Dengan penandatanganan dokumen pengalihan ini maka secara tidak langsung, ASTRA Infra memiliki 49% saham PT Marga Lingkar Jakarta (MLJ) yang merupakan Badan Usaha Jalan Tol (BUJT) JORR I Ruas Ulujami-Kebon Jeruk.
“Meningkatkan investasi di JORR I Ruas Ulujami-Kebon Jeruk adalah langkah strategis ASTRA Infra dalam mendiversifikasi dan memperkuat portofolio bisnis Jalan Tol di Jakarta Metro,” ungkap Djap Tet Fa, Group CEO ASTRA Infra dalam keterangan resmi kepada TopBusiness.id.
Ruas Tol Kebon Jeruk-Ulujami yang dikelola MLJ memiliki panjang 7,67 km merupakan bagian Jalan Tol JORR I. Jalan Tol JORR I yang terhubung dengan beberapa ruas tol ini merupakan urat nadi transportasi penting yang memperlancar arus distribusi logistik serta mobilitas masyarakat Jakarta dan sekitarnya.
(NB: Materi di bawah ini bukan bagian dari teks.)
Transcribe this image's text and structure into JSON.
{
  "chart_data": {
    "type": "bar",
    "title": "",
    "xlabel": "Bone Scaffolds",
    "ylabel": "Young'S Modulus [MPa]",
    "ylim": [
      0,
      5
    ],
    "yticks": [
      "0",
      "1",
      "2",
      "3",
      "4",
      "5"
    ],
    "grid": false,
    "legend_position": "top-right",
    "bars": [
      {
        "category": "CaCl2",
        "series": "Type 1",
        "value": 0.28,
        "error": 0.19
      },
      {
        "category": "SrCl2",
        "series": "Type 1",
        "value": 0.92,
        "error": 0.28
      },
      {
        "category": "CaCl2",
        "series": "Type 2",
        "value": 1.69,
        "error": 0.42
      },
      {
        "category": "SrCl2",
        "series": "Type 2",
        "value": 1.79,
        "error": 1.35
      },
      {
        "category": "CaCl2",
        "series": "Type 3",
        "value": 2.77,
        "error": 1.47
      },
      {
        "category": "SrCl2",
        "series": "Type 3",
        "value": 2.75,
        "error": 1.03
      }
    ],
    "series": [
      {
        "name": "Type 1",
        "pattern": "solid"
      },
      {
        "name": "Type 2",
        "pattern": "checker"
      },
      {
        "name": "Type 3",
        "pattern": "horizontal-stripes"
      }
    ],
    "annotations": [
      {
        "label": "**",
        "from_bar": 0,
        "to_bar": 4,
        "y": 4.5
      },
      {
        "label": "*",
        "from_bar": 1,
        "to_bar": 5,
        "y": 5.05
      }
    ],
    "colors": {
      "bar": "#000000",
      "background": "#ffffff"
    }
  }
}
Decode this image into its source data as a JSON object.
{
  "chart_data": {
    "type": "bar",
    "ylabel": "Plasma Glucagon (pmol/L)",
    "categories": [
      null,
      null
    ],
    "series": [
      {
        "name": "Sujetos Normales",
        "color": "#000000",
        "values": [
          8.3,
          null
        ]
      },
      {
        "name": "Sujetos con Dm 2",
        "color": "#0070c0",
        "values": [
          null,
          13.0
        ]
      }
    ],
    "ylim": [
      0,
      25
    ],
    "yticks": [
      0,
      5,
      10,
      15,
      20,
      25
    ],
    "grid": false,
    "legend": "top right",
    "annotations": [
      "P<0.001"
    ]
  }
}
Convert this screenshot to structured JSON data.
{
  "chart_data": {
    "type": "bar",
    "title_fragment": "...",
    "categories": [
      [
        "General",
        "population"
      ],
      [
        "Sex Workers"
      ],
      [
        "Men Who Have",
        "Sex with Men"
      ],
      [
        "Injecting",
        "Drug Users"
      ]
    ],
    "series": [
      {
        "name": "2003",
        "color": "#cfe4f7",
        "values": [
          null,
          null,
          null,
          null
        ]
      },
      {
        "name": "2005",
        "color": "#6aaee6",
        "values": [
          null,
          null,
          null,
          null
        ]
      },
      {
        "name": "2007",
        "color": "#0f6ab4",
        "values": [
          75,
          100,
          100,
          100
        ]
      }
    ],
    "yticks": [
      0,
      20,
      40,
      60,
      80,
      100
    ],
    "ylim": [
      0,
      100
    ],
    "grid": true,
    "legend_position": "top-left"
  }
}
“Dengan pentingnya peranan JORR I, kami percaya ke depannya ruas tol ini akan menghasilkan stable long-term profit growth bagi perusahaan,” imbuh Tet Fa.
Saat ini ASTRA Infra telah berkontribusi di infrastruktur jalan tol sepanjang 357,6 km dengan kepemilikan saham di 7 Badan Usaha Jalan Tol yang terdiri Ruas Tangerang-Merak (72,5 km), Cikopo-Palimanan (116,8 km), Semarang-Solo (72,6 km), Jombang-Mojokerto (40,5 km), Surabaya-Mojokerto (36,3 km), Kunciran-Serpong (11,2 km) dan JORR I Ruas Ulujami-Kebon Jeruk (7,67 km).
Di tengah pandemi Covid-19 yang masih melanda Indonesia, ASTRA Infra tetap berkomitmen untuk meningkatkan pelayanan kepada pengguna jalan tol melalui layanan operasional, infrastruktur maupun layanan pendukung demi terwujudnya tol yang aman, nyaman, dan lancar. ASTRA Infra juga menghimbau agar masyarakat senantiasa mematuhi protokol kesehatan Covid-19 dengan menjaga kebersihan dan kesehatan.